A different man was speaking, and even a different face; the son noticed for the first time that like all big-faced men his father had two faces. There was the outer face like a soft warm and careless daub of innocent sealing wax and inside it, as if thumbed there by a seal, was a much smaller one, babyish, shrewd, scared and hard.
“Be careful,” said the son. “Don’t lose your balance.” The old man looked down. Suddenly he looked tired and old, his body began to sag and a look of weakness came on to his face. “Give me a hand, old boy,” the old man said in a shaky voice. He put a heavy hand on his son’s shoulder and the son felt the great helpless weight of his father’s body. “Lean on me.”
“You know where I went wrong? You know where I made my mistake?” The son’s heart started to a panic of embarrassment. For heaven’s sake, he wanted to shout, don’t! Don’t stir up the whole business. Don’t humiliate yourself before me. Don’t start telling the truth. Don’t oblige me to say we know all about it, that we have known for years the mess you’ve been in, that we’ve seen through the plausible stories you’ve spread, that we’ve known the people you’ve swindled.
“Don’t say I want money,” the old man said vehemently. “Don’t say it. When I walk out of this place tonight I’m going to walk into freedom. I am not going to think of money. You never know where it will come from. You may see something. You may meet a man. You never know. Did the children of Israel worry about money? No, they just went out and collected the manna. That’s what I want to do.”

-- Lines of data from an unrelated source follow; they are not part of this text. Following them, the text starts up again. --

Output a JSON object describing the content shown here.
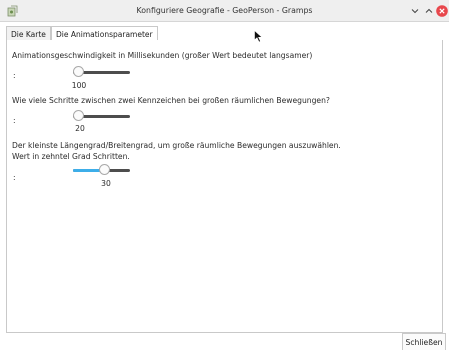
{
  "window": {
    "title": "Konfiguriere Geografie - GeoPerson - Gramps"
  },
  "tabs": [
    {
      "label": "Die Karte",
      "active": false
    },
    {
      "label": "Die Animationsparameter",
      "active": true
    }
  ],
  "params": [
    {
      "question": "Animationsgeschwindigkeit in Millisekunden (großer Wert bedeutet langsamer)",
      "value_label": "100",
      "level": 0.0
    },
    {
      "question": "Wie viele Schritte zwischen zwei Kennzeichen bei großen räumlichen Bewegungen?",
      "value_label": "20",
      "level": 0.0
    },
    {
      "question_line1": "Der kleinste Längengrad/Breitengrad, um große räumliche Bewegungen auszuwählen.",
      "question_line2": "Wert in zehntel Grad Schritten.",
      "value_label": "30",
      "level": 0.55
    }
  ],
  "colon": ":",
  "buttons": {
    "close_label": "Schließen"
  },
  "colors": {
    "slider_fill": "#3daee9",
    "slider_track": "#4d4d4d",
    "close_window": "#e8474c"
  }
}
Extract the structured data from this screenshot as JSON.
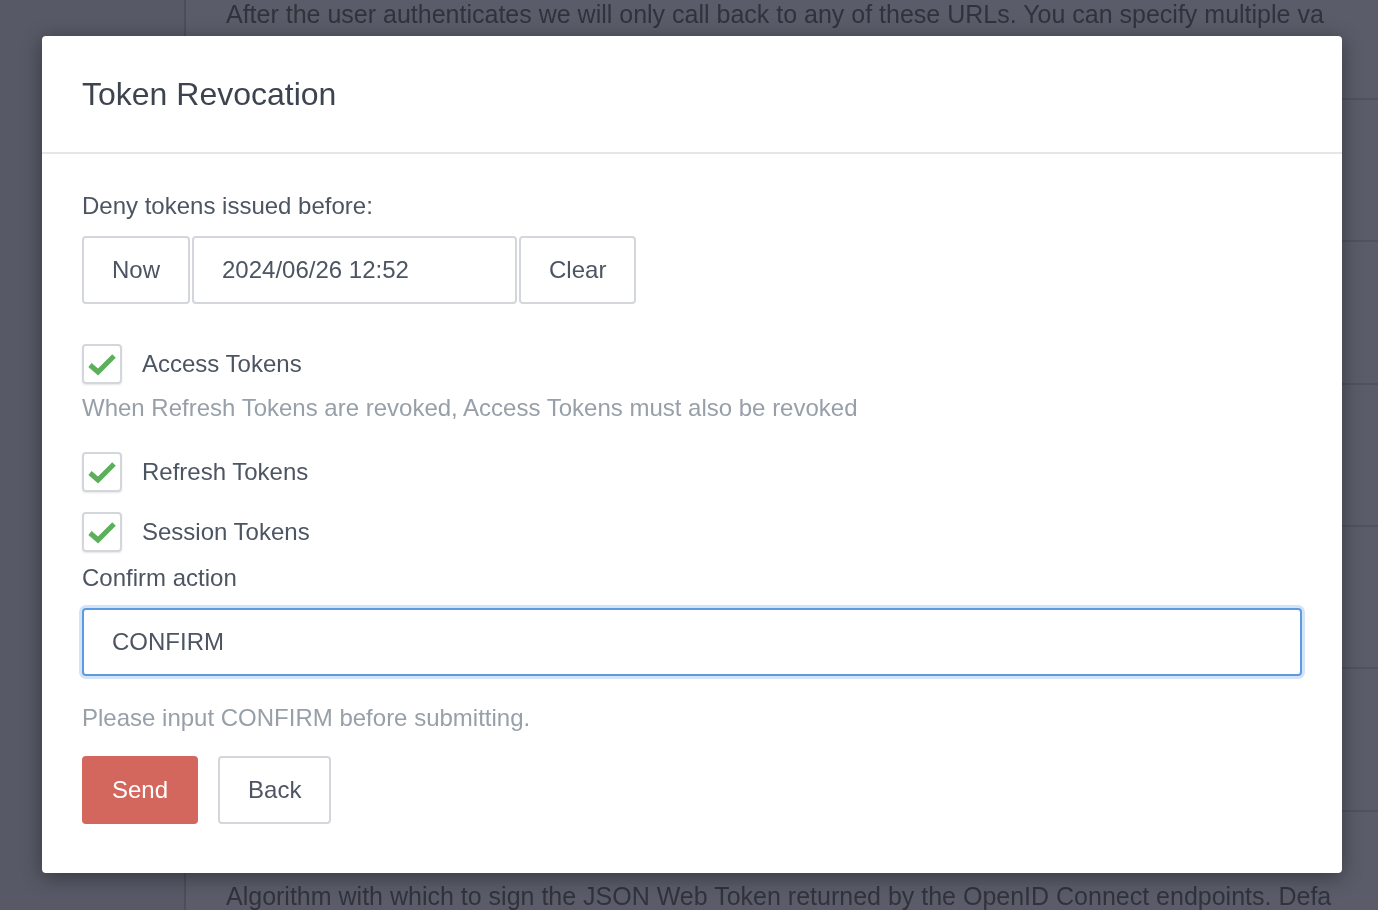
{
  "background": {
    "texts": [
      "After the user authenticates we will only call back to any of these URLs. You can specify multiple va",
      "Algorithm with which to sign the JSON Web Token returned by the OpenID Connect endpoints. Defa"
    ]
  },
  "dialog": {
    "title": "Token Revocation",
    "deny_label": "Deny tokens issued before:",
    "now_button": "Now",
    "date_value": "2024/06/26 12:52",
    "clear_button": "Clear",
    "items": [
      {
        "kind": "checkbox",
        "label": "Access Tokens",
        "checked": true
      },
      {
        "kind": "note",
        "label": "When Refresh Tokens are revoked, Access Tokens must also be revoked"
      },
      {
        "kind": "checkbox",
        "label": "Refresh Tokens",
        "checked": true
      },
      {
        "kind": "checkbox",
        "label": "Session Tokens",
        "checked": true
      }
    ],
    "confirm_label": "Confirm action",
    "confirm_field": {
      "value": "CONFIRM",
      "focused": true
    },
    "confirm_help": "Please input CONFIRM before submitting.",
    "buttons": [
      {
        "label": "Send",
        "kind": "primary"
      },
      {
        "label": "Back",
        "kind": "default"
      }
    ]
  }
}
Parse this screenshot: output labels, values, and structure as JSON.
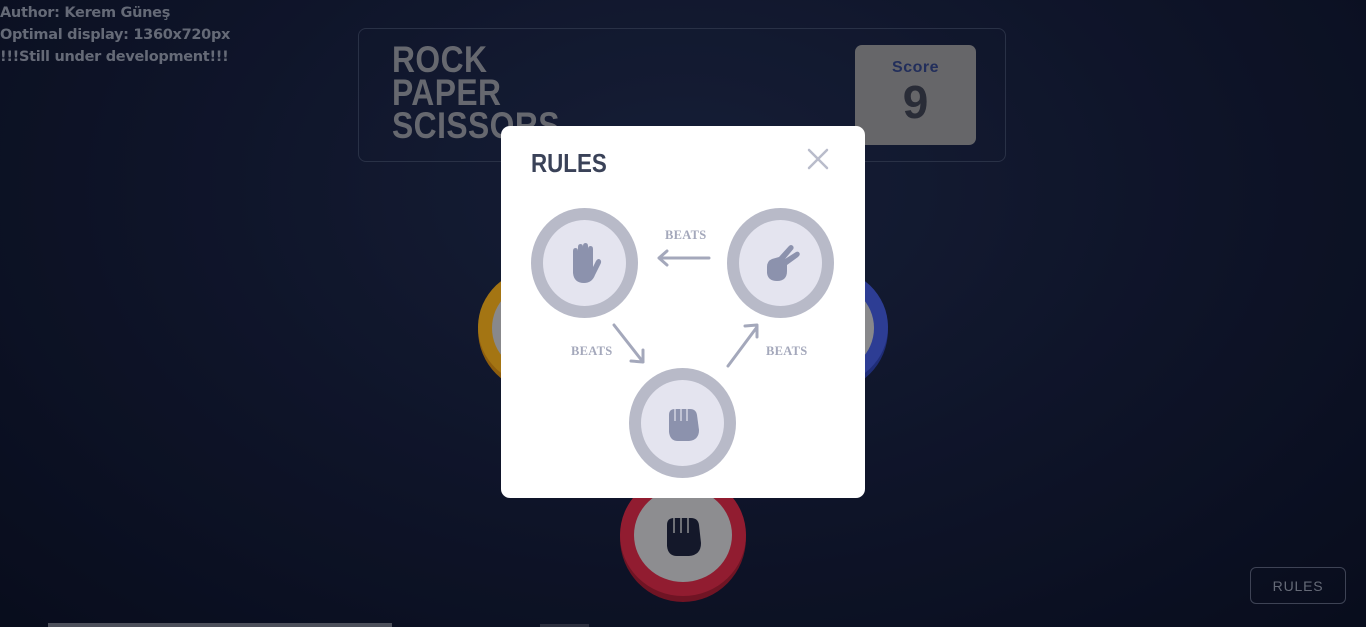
{
  "author": {
    "line1": "Author: Kerem Güneş",
    "line2": "Optimal display: 1360x720px",
    "line3": "!!!Still under development!!!"
  },
  "header": {
    "logo_lines": [
      "ROCK",
      "PAPER",
      "SCISSORS"
    ],
    "score_label": "Score",
    "score_value": "9"
  },
  "game_tokens": [
    {
      "name": "paper",
      "ring_color": "#e3a217"
    },
    {
      "name": "scissors",
      "ring_color": "#3f55c9"
    },
    {
      "name": "rock",
      "ring_color": "#c9283f"
    }
  ],
  "rules_button": {
    "label": "RULES"
  },
  "modal": {
    "title": "RULES",
    "close_icon": "close-icon",
    "beats_labels": [
      "BEATS",
      "BEATS",
      "BEATS"
    ],
    "tokens": [
      "paper-icon",
      "scissors-icon",
      "rock-icon"
    ]
  }
}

He coloured. He hated to admit his own poverty, he hated to offer charity to his father. He hated to sit there knowing the things he knew about him. He was ashamed to think how he, how they all dreaded having the gregarious, optimistic, extravagant, uncontrollable, disingenuous old man on their hands. The son hated to feel he was being in some peculiar way which he could not understand mean, cowardly and dishonest.